Bicyclist deaths also rose from six in 2016 to nine in 2017. The largest spike in pedestrian deaths occurred in Clark County, where 78 pedestrians lost their life in 2017, 21 more than in 2016.
"Every death on Nevada roads is a tragedy, and a loved one who will not be coming home," Nevada Department of Transportation Director Rudy Malfabon explained. "Ultimately, our goal is zero fatalities on Nevada roads. Transportation and safety agencies across Nevada will continue working every day to save lives on Nevada roads, but we also remind every driver, every pedestrian, every bicyclist and motorcyclist to always share the road."
NDOT dedicates approximately $10 million every year to pedestrian safety projects on state roads. In 2017, crossing signals and other pedestrian safety enhancements were installed on East Charleston Boulevard and Boulder Highway in Las Vegas as well as Kietzke Lane and North Virginia Street in Reno.
In addition, nearly 30 sidewalk decals were installed in the Reno area featuring imagery such as a shark-infested ocean with the message "Crossing distracted is just as deadly." The hair-raising images are meant to remind pedestrians that crossing area roadways without paying attention can be perilous. The decals join similar sidewalk safety reminders installed in Las Vegas in 2016.
The efforts join local improvements to enhance pedestrian safety in cities and counties across the state.
To help save lives, traffic safety partners across the state utilize focused strategies in six emphasis areas: pedestrian, intersection, seatbelt and motorcycle safety, as well as reducing impaired driving and limiting lane departure crashes by focusing on distracted driving.
"We focus on the driving behaviors and issues that lead to the most deaths and injuries on Nevada roads," NDOT Chief Traffic Safety Engineer Ken Mammen explained. "Our goal is cutting the yearly traffic fatality average in half by 2030, with the ultimate goal of zero fatalities on Nevada roads.

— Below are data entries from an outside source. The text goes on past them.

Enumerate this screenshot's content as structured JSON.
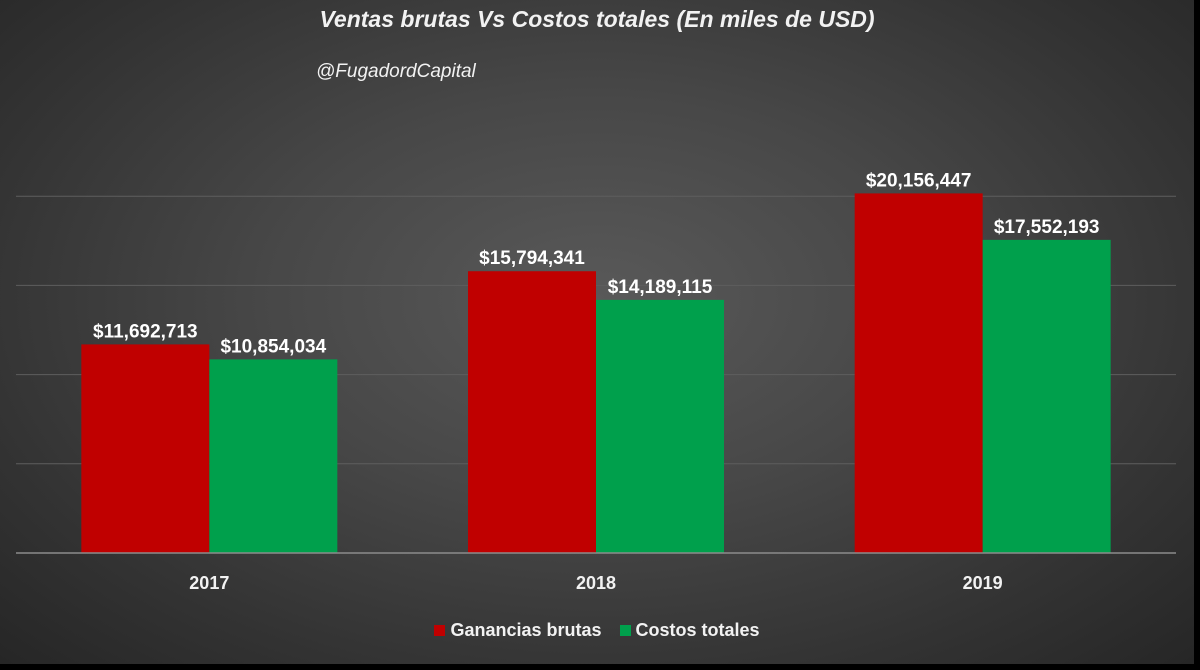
{
  "title": "Ventas brutas Vs Costos totales (En miles de USD)",
  "subtitle": "@FugadordCapital",
  "colors": {
    "series_0": "#c00000",
    "series_1": "#00a04c"
  },
  "chart_data": {
    "type": "bar",
    "title": "Ventas brutas Vs Costos totales (En miles de USD)",
    "categories": [
      "2017",
      "2018",
      "2019"
    ],
    "series": [
      {
        "name": "Ganancias brutas",
        "values": [
          11692713,
          15794341,
          20156447
        ],
        "labels": [
          "$11,692,713",
          "$15,794,341",
          "$20,156,447"
        ]
      },
      {
        "name": "Costos totales",
        "values": [
          10854034,
          14189115,
          17552193
        ],
        "labels": [
          "$10,854,034",
          "$14,189,115",
          "$17,552,193"
        ]
      }
    ],
    "ylim": [
      0,
      25000000
    ],
    "grid": true,
    "legend": "bottom"
  }
}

And we do that through the enforcement, engineering, emergency medical response and public education strategies defined in our Nevada Strategic Highway Safety Plan."
Through the Nevada Department of Public Safety Joining Forces program's heightened enforcement campaigns, Nevada law enforcement officers in 2017 issued approximately 73,000 citations to help reduce impaired, unbuckled, distracted or otherwise unsafe driving.
"Every day, someone you love walks, rides, drives or takes public transportation to school, work, a doctor's appointment, or to run errands," Nevada Office of Traffic Safety Administrator Amy Davey said. "If zero fatalities is the only acceptable number for your family and circle of friends, then it is the only acceptable number for all of us."
"We work every day to help everyone be safe on the road," Nevada Highway Patrol Trooper Dan Gordon explained. "But ultimately, we know that reaching zero fatalities relies on each and every person on the road, and we want to remind everyone to always be safe on Nevada roads."